La fin de cet âge d'or n'est pas une punition pour les hommes, mais une occasion pour réveiller pleinement leur potentiel divin et faire le chemin vers la réalisation de la part divine en eux. Mais Prométhée ne perçoit pas le plan au-dessus du plan sur le long terme, il pense à partir de ce qui lui est donné à voir et décide de voler le feu des dieux pour le remettre aux hommes à contre-courant, ce qui lui vaudra l'obligation de réparer.
Depuis le plan humain, Prométhée est puni par Zeus en subissant le châtiment d'être attaché à un rocher et de se faire chaque jour manger le foie par un aigle.
Chaque nuit, son foie se régénère et le jour, il est dévoré. Mais ceci n'est pas une punition, mais une initiation.

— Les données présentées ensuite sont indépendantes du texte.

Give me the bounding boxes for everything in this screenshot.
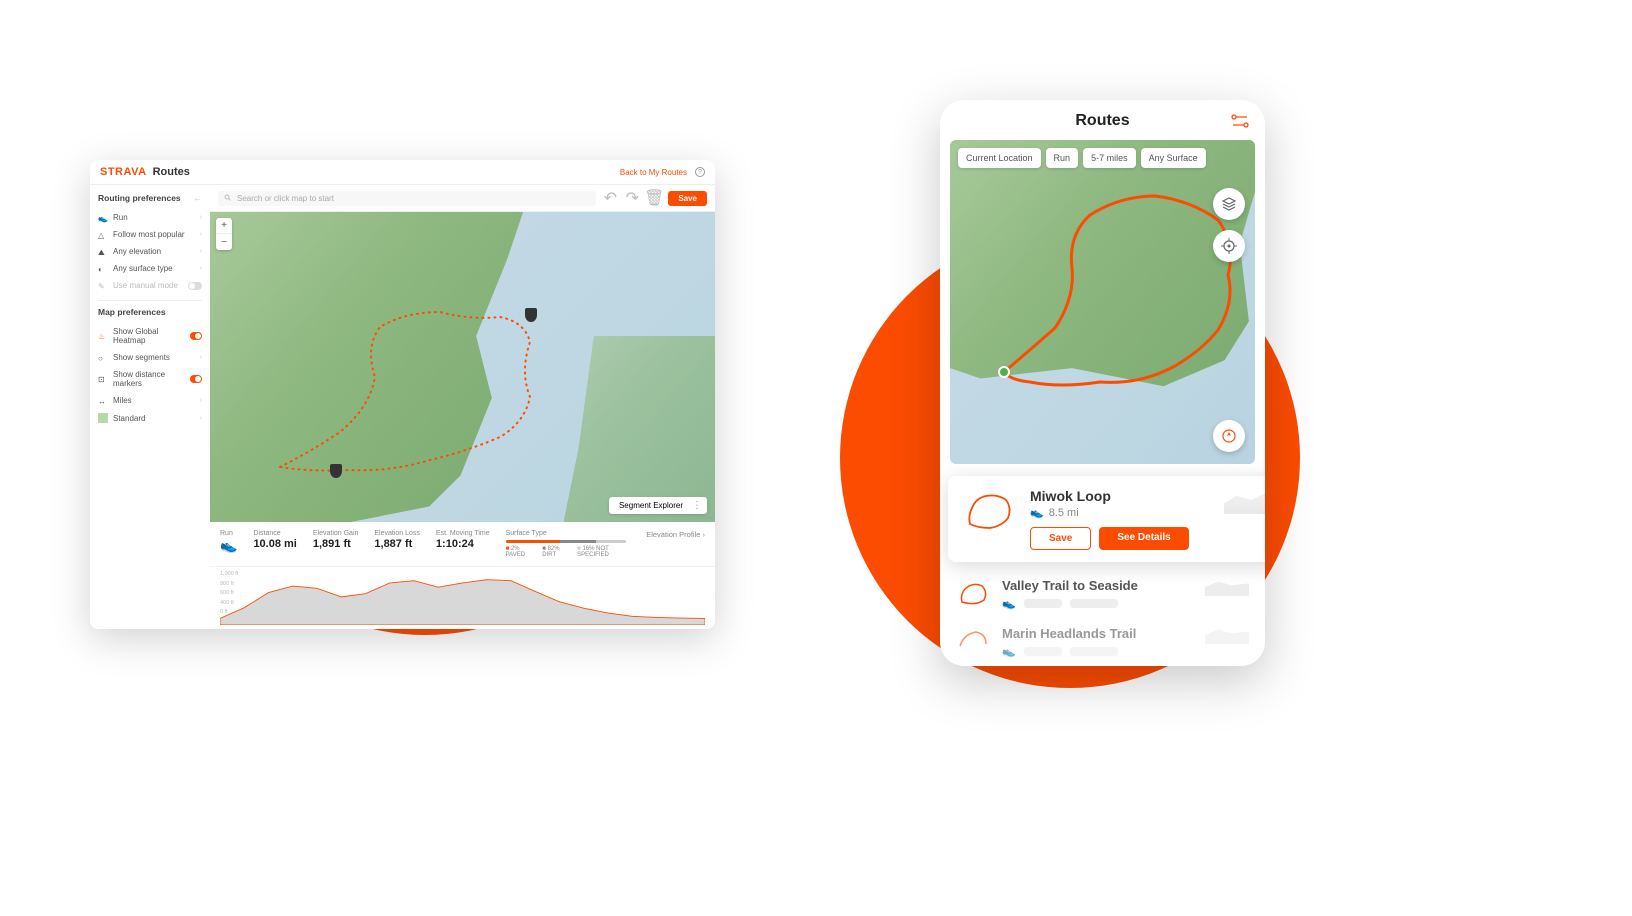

En effet, Prométhée est invité à remettre sa volonté personnelle envers la volonté supérieure, remettre pleinement sa foi en Zeus, remettre sa foi à la vue omnisciente du plan au-dessus du plan. Et la répétition de ce sacrifice permet la pleine intégration.
L'humain a du mal à imaginer à quel point défier l'ordre naturel de l'harmonie divine est grave et peut lui coûter.
Depuis son prisme déconnecté du divin, il agit depuis la volonté du petit moi, depuis la prédominance de l'ego qui justifie comme son droit à la liberté.
Sauf que ce droit qu'il s'octroie, en se soustrayant à la loi de l'unité et de l'écosystème duquel il est issu, lui porte préjudice.
Et bien souvent, il enfreint les lois, va à contre-courant, mais lorsque le courant divin le rappelle à lui-même, il ne voit que la punition, l'injustice, alors qu'il s'agit simplement d'une occasion de réparation.
Zeus n'est pas tyrannique, c'est tout simplement l'expression de l'ordre, de l'harmonie divine et donc, si l'on va à contre courant, on va naturellement être invité à réparer en étant initié, en devenant responsable d'un acte de réparation.